Mr. Trump will instruct the State Department to begin the multi-year process of moving the American embassy from Tel Aviv to the holy city, U.S. officials said on Tuesday. It remains unclear, however, when he might take that physical step, which is required by law but has been waived on national security grounds for more than two decades.
The officials said numerous logistical and security details, as well as site determination and construction, will need to be finalised first. Because of those issues, the embassy is not likely to move for at least three or four years, presuming there is no future change in U.S. policy.
To that end, the officials said Mr. Trump will sign a waiver delaying the embassy move, which is required by the law every six months. He will continue to sign the waiver until preparations for the embassy move are complete.
The officials said recognition of Jerusalem as Israel’s capital will be an acknowledgement of “historical and current reality” rather than a political statement. The city’s physical and political borders would not be compromised. They noted that almost all of Israel’s government agencies and parliament are in Jerusalem, rather than Tel Aviv, where the U.S. and other countries maintain embassies.

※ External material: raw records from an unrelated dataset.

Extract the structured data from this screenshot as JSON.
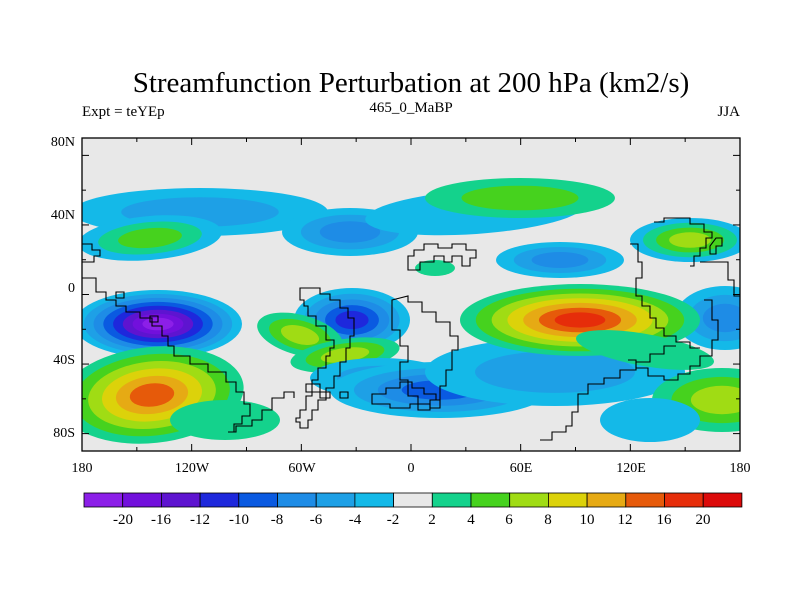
{
  "chart_data": {
    "type": "heatmap",
    "title": "Streamfunction Perturbation at 200 hPa (km2/s)",
    "subtitle_left": "Expt = teYEp",
    "subtitle_center": "465_0_MaBP",
    "subtitle_right": "JJA",
    "x_ticks": [
      "180",
      "120W",
      "60W",
      "0",
      "60E",
      "120E",
      "180"
    ],
    "x_tick_values": [
      -180,
      -120,
      -60,
      0,
      60,
      120,
      180
    ],
    "y_ticks": [
      "80N",
      "40N",
      "0",
      "40S",
      "80S"
    ],
    "y_tick_values": [
      80,
      40,
      0,
      -40,
      -80
    ],
    "xlim": [
      -180,
      180
    ],
    "ylim": [
      -90,
      90
    ],
    "colorbar_labels": [
      "-20",
      "-16",
      "-12",
      "-10",
      "-8",
      "-6",
      "-4",
      "-2",
      "2",
      "4",
      "6",
      "8",
      "10",
      "12",
      "16",
      "20"
    ],
    "colorbar_colors": [
      "#8C1FE8",
      "#7210DC",
      "#5E14D0",
      "#1E28DC",
      "#0A5AE1",
      "#1E8CE6",
      "#1EA0E6",
      "#14B9E8",
      "#E8E8E8",
      "#14D28C",
      "#46D21E",
      "#A0DC14",
      "#DCD20A",
      "#E6AA14",
      "#E65A0A",
      "#E62D0A",
      "#DC0A0A"
    ],
    "background_color": "#E8E8E8"
  }
}
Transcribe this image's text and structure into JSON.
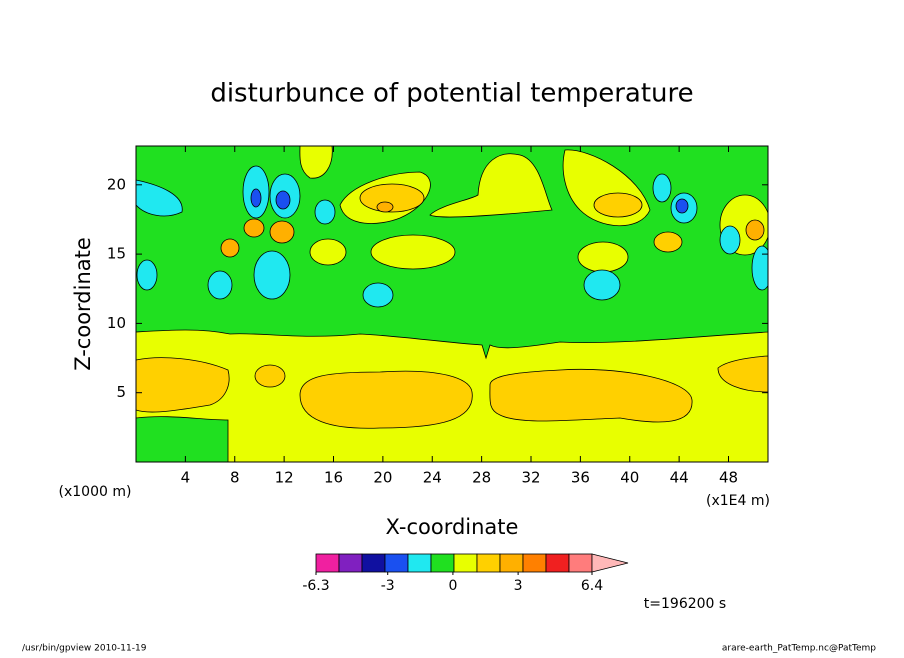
{
  "chart_data": {
    "type": "contour",
    "title": "disturbunce of potential temperature",
    "xlabel": "X-coordinate",
    "ylabel": "Z-coordinate",
    "x_unit_label": "(x1E4 m)",
    "y_unit_label": "(x1000 m)",
    "xlim": [
      0,
      51.2
    ],
    "xticks": [
      4,
      8,
      12,
      16,
      20,
      24,
      28,
      32,
      36,
      40,
      44,
      48
    ],
    "ylim": [
      0,
      22.8
    ],
    "yticks": [
      5,
      10,
      15,
      20
    ],
    "colorbar": {
      "clim": [
        -6.3,
        6.4
      ],
      "ticks": [
        -6.3,
        -3,
        0,
        3,
        6.4
      ],
      "colors": [
        "#f020a0",
        "#8020c0",
        "#1010a0",
        "#1a50f0",
        "#20e8f0",
        "#20e020",
        "#e8ff00",
        "#ffd000",
        "#ffb000",
        "#ff8000",
        "#f02020",
        "#ff7c7c"
      ],
      "extend_color": "#ffb8b8"
    },
    "time_label": "t=196200 s",
    "footer_left": "/usr/bin/gpview   2010-11-19",
    "footer_right": "arare-earth_PatTemp.nc@PatTemp"
  }
}
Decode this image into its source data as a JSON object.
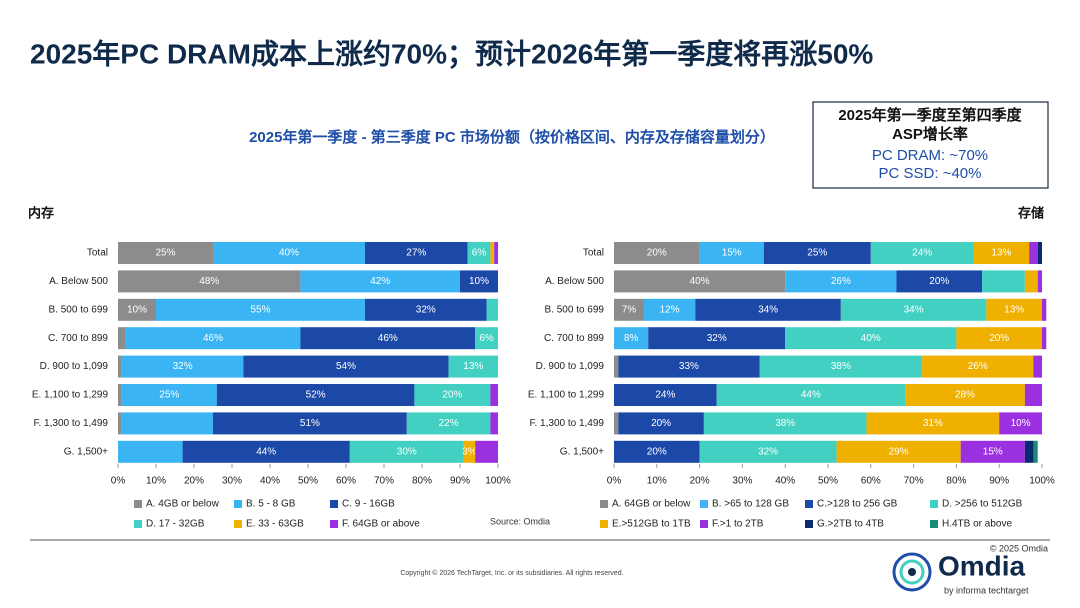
{
  "header": {
    "title": "2025年PC DRAM成本上涨约70%；预计2026年第一季度将再涨50%"
  },
  "asp_box": {
    "title_line1": "2025年第一季度至第四季度",
    "title_line2": "ASP增长率",
    "line1": "PC DRAM: ~70%",
    "line2": "PC SSD: ~40%"
  },
  "footer": {
    "copyright": "Copyright © 2026 TechTarget, Inc. or its subsidiaries. All rights reserved.",
    "brand_copyright": "© 2025 Omdia",
    "brand": "Omdia",
    "brand_sub": "by informa techtarget"
  },
  "chart_data": [
    {
      "type": "stacked-bar-horizontal",
      "title": "2025年第一季度 - 第三季度 PC 市场份额（按价格区间、内存及存储容量划分）",
      "panel_label": "内存",
      "source": "Source: Omdia",
      "categories": [
        "Total",
        "A. Below 500",
        "B. 500 to 699",
        "C. 700 to 899",
        "D. 900 to 1,099",
        "E. 1,100 to 1,299",
        "F. 1,300 to 1,499",
        "G. 1,500+"
      ],
      "xlim": [
        0,
        100
      ],
      "xticks": [
        {
          "value": 0,
          "label": "0%"
        },
        {
          "value": 10,
          "label": "10%"
        },
        {
          "value": 20,
          "label": "20%"
        },
        {
          "value": 30,
          "label": "30%"
        },
        {
          "value": 40,
          "label": "40%"
        },
        {
          "value": 50,
          "label": "50%"
        },
        {
          "value": 60,
          "label": "60%"
        },
        {
          "value": 70,
          "label": "70%"
        },
        {
          "value": 80,
          "label": "80%"
        },
        {
          "value": 90,
          "label": "90%"
        },
        {
          "value": 100,
          "label": "100%"
        }
      ],
      "series": [
        {
          "name": "A. 4GB or below",
          "color": "#8c8c8c",
          "values": [
            25,
            48,
            10,
            2,
            1,
            1,
            1,
            0
          ],
          "value_labels": [
            "25%",
            "48%",
            "10%",
            null,
            null,
            null,
            null,
            null
          ]
        },
        {
          "name": "B. 5 - 8 GB",
          "color": "#3ab4f2",
          "values": [
            40,
            42,
            55,
            46,
            32,
            25,
            24,
            17
          ],
          "value_labels": [
            "40%",
            "42%",
            "55%",
            "46%",
            "32%",
            "25%",
            null,
            null
          ]
        },
        {
          "name": "C. 9 - 16GB",
          "color": "#1c48a8",
          "values": [
            27,
            10,
            32,
            46,
            54,
            52,
            51,
            44
          ],
          "value_labels": [
            "27%",
            "10%",
            "32%",
            "46%",
            "54%",
            "52%",
            "51%",
            "44%"
          ]
        },
        {
          "name": "D. 17 - 32GB",
          "color": "#42d0c2",
          "values": [
            6,
            0,
            3,
            6,
            13,
            20,
            22,
            30
          ],
          "value_labels": [
            "6%",
            null,
            null,
            "6%",
            "13%",
            "20%",
            "22%",
            "30%"
          ]
        },
        {
          "name": "E. 33 - 63GB",
          "color": "#f0b000",
          "values": [
            1,
            0,
            0,
            0,
            0,
            0,
            0,
            3
          ],
          "value_labels": [
            null,
            null,
            null,
            null,
            null,
            null,
            null,
            "3%"
          ]
        },
        {
          "name": "F. 64GB or above",
          "color": "#9b30e0",
          "values": [
            1,
            0,
            0,
            0,
            0,
            2,
            2,
            6
          ],
          "value_labels": [
            null,
            null,
            null,
            null,
            null,
            null,
            null,
            null
          ]
        }
      ]
    },
    {
      "type": "stacked-bar-horizontal",
      "panel_label": "存储",
      "categories": [
        "Total",
        "A. Below 500",
        "B. 500 to 699",
        "C. 700 to 899",
        "D. 900 to 1,099",
        "E. 1,100 to 1,299",
        "F. 1,300 to 1,499",
        "G. 1,500+"
      ],
      "xlim": [
        0,
        100
      ],
      "xticks": [
        {
          "value": 0,
          "label": "0%"
        },
        {
          "value": 10,
          "label": "10%"
        },
        {
          "value": 20,
          "label": "20%"
        },
        {
          "value": 30,
          "label": "30%"
        },
        {
          "value": 40,
          "label": "40%"
        },
        {
          "value": 50,
          "label": "50%"
        },
        {
          "value": 60,
          "label": "60%"
        },
        {
          "value": 70,
          "label": "70%"
        },
        {
          "value": 80,
          "label": "80%"
        },
        {
          "value": 90,
          "label": "90%"
        },
        {
          "value": 100,
          "label": "100%"
        }
      ],
      "series": [
        {
          "name": "A. 64GB or below",
          "color": "#8c8c8c",
          "values": [
            20,
            40,
            7,
            0,
            1,
            0,
            1,
            0
          ],
          "value_labels": [
            "20%",
            "40%",
            "7%",
            null,
            null,
            null,
            null,
            null
          ]
        },
        {
          "name": "B. >65 to 128 GB",
          "color": "#3ab4f2",
          "values": [
            15,
            26,
            12,
            8,
            0,
            0,
            0,
            0
          ],
          "value_labels": [
            "15%",
            "26%",
            "12%",
            "8%",
            null,
            null,
            null,
            null
          ]
        },
        {
          "name": "C.>128 to 256 GB",
          "color": "#1c48a8",
          "values": [
            25,
            20,
            34,
            32,
            33,
            24,
            20,
            20
          ],
          "value_labels": [
            "25%",
            "20%",
            "34%",
            "32%",
            "33%",
            "24%",
            "20%",
            "20%"
          ]
        },
        {
          "name": "D. >256 to 512GB",
          "color": "#42d0c2",
          "values": [
            24,
            10,
            34,
            40,
            38,
            44,
            38,
            32
          ],
          "value_labels": [
            "24%",
            null,
            "34%",
            "40%",
            "38%",
            "44%",
            "38%",
            "32%"
          ]
        },
        {
          "name": "E.>512GB to 1TB",
          "color": "#f0b000",
          "values": [
            13,
            3,
            13,
            20,
            26,
            28,
            31,
            29
          ],
          "value_labels": [
            "13%",
            null,
            "13%",
            "20%",
            "26%",
            "28%",
            "31%",
            "29%"
          ]
        },
        {
          "name": "F.>1 to 2TB",
          "color": "#9b30e0",
          "values": [
            2,
            1,
            1,
            1,
            2,
            4,
            10,
            15
          ],
          "value_labels": [
            null,
            null,
            null,
            null,
            null,
            null,
            "10%",
            "15%"
          ]
        },
        {
          "name": "G.>2TB to 4TB",
          "color": "#0a2a6e",
          "values": [
            1,
            0,
            0,
            0,
            0,
            0,
            0,
            2
          ],
          "value_labels": [
            null,
            null,
            null,
            null,
            null,
            null,
            null,
            null
          ]
        },
        {
          "name": "H.4TB or above",
          "color": "#1a8a7a",
          "values": [
            0,
            0,
            0,
            0,
            0,
            0,
            0,
            1
          ],
          "value_labels": [
            null,
            null,
            null,
            null,
            null,
            null,
            null,
            null
          ]
        }
      ]
    }
  ]
}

The declaration is a rhetorical volley that could have its own dangerous consequences. The U.S. had never endorsed the Jewish state’s claim of sovereignty over any part of Jerusalem and had insisted its status be resolved through Israeli-Palestinian negotiation.
The concerns are real, as Mr. Trump’s decision could be viewed as the country discarding its longstanding neutrality and siding with Israel at a time that President’s son-in-law Jared Kushner has been trying to midwife a new peace process into existence. Mr. Trump, too, has spoken of his desire for a “deal of the century” that would end Israeli-Palestinian conflict.
Jerusalem includes the holiest ground in Judaism. But it’s also home to Islam’s third-holiest shrine and major Christian sites, and forms the combustible center of the Israeli-Arab conflict. Any perceived harm to Muslim claims to the city has triggered volatile protests in the past, both in the Holy Land and across the Muslim world.
Within the Trump administration, officials on Tuesday fielded a flood of warnings from allied governments.